His friend dismounted and got as far as the words, “Give us this day our daily bread,” when he looked at Bernard and asked, “Can I have the saddle, too?” [Glendon E. Harris, Pulpit Resource, (Logos Productions, Inc: Grove Heights), July 12, 1992]

We’re all like that. We get distracted. It’s not a new problem. Here’s what I suggest you do: When you find yourself distracted, recognize the distraction and then turn it into a line of type at the bottom of your mental picture, just the way they do with weather reports on the television set. It works! Another idea: Sometimes when I’m afraid I will forget a thought that I think is important, I keep a piece of paper close by and I pause to write a note to myself, then I return to my prayers.

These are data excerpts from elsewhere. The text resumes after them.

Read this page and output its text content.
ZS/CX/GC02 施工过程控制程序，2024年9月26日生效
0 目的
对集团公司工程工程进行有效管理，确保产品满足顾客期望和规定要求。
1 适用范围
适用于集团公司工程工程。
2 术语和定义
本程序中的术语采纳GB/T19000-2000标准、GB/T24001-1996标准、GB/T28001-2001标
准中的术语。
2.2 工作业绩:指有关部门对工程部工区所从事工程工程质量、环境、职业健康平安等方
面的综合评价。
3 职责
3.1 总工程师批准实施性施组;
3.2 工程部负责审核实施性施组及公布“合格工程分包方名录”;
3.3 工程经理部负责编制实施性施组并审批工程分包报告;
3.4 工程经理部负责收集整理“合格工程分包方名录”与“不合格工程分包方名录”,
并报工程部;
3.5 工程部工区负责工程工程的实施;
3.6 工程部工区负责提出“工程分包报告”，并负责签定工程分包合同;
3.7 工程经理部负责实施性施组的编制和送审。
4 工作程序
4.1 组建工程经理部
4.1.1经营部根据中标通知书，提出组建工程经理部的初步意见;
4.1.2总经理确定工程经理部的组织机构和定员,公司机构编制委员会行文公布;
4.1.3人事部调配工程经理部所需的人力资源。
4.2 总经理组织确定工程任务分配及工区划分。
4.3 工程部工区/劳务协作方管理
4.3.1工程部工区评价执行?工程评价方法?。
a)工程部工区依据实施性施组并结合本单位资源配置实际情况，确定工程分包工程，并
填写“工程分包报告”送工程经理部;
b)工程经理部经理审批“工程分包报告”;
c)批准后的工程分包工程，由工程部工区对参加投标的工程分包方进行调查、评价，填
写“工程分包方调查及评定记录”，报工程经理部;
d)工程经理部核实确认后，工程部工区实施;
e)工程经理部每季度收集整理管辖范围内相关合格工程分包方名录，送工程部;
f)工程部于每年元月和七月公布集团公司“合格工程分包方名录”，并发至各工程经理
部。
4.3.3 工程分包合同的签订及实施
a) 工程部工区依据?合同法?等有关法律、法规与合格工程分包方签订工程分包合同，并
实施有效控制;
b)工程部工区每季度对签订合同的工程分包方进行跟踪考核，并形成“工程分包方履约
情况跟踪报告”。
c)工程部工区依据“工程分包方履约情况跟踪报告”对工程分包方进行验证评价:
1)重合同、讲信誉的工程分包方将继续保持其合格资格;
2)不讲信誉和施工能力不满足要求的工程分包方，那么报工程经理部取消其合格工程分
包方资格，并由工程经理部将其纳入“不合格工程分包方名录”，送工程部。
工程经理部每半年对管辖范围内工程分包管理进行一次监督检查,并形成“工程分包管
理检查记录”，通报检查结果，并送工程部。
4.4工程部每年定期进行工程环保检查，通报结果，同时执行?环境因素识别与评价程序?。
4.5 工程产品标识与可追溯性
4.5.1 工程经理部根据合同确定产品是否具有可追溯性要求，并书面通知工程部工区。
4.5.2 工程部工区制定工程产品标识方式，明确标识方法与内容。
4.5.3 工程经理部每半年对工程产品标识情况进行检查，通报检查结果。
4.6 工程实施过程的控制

In the Ash Wednesday reading Jesus also talks about fasting. Fasting is getting more attention these days. In a special issue of Time Magazine on “How Faith Can Heal” Jeffrey Kluger writes:

Faith and health overlap in other ways too. Take fasting. One of the staples of both traditional wellness protocols and traditional religious rituals is the cleansing fast, which is said to purge toxins in the first case and purge sins or serve other pious ends in the second. There are secular water fasts, tea fasts and grapefruit fasts, to say nothing of the lemon, maple-syrup and cayenne pepper fast. Jews fast on Yom Kippur; Muslims observe Ramadan, Catholics [and Protestants] have Lent; Hindus give up food on 18 major holidays. Done right, these fasts may lead to a state of clarity and even euphoria. This in turn, can give practitioners the blissful sense that whether the goal of the food restriction is health or spiritual insight, it’s being achieved. [Jeffrey Kluger, “The Biology of Belief,” Time Magazine, February 23, 2009, 63]

Sometimes pastors suggest that rather than fast or take something away, you can just add a new good habit. That sounds nice, but I think it misses the point. We are all so crazy busy that adding one more thing might break our backs!

I’ve decided to give up chocolate. Since I go to Hershey to visit my mother regularly, giving up chocolate will be a real challenge.

The third spiritual discipline of Lent is giving. Often the discipline of fasting is connected with giving. For example, sometimes people give up one meal a week and give the money they would have spent to buy food for the hungry. Sometimes, Lent is a time to think about the charities that you have considered helping. All of the food kitchens are struggling with more hungry people and few financial gifts.

Every year, we at Geneva give to the One Great Hour of Sharing, a multi-faith collection that reaches out to help people across all borders. The idea of the offering is captured in the phrase “Sharing Resources, Changing Lives.”

Since 1949, Presbyterians have joined with millions of other Christians through One Great Hour of Sharing to share God’s love with people in need. Our gifts support ministries of disaster response, refugee assistance and resettlement, and community development that help people find safe refuge, start new lives, and work together to strengthen their families and communities.

Recognizing that the hope we have in Christ is lived out in our hope for one another, we respond with gifts that help our sisters and brothers around the world find the hope for a brighter future.

The Presbyterian Hunger Program receives 36 percent of undesignated One Great Hour of Sharing gifts, while the Self-Development of People and Presbyterian Disaster Assistance each receives 32 percent.

This Lenten season, I challenge you to pray more regularly, fast more carefully, and give more generously. In these spiritual disciples, you will find renewed faith. Amen.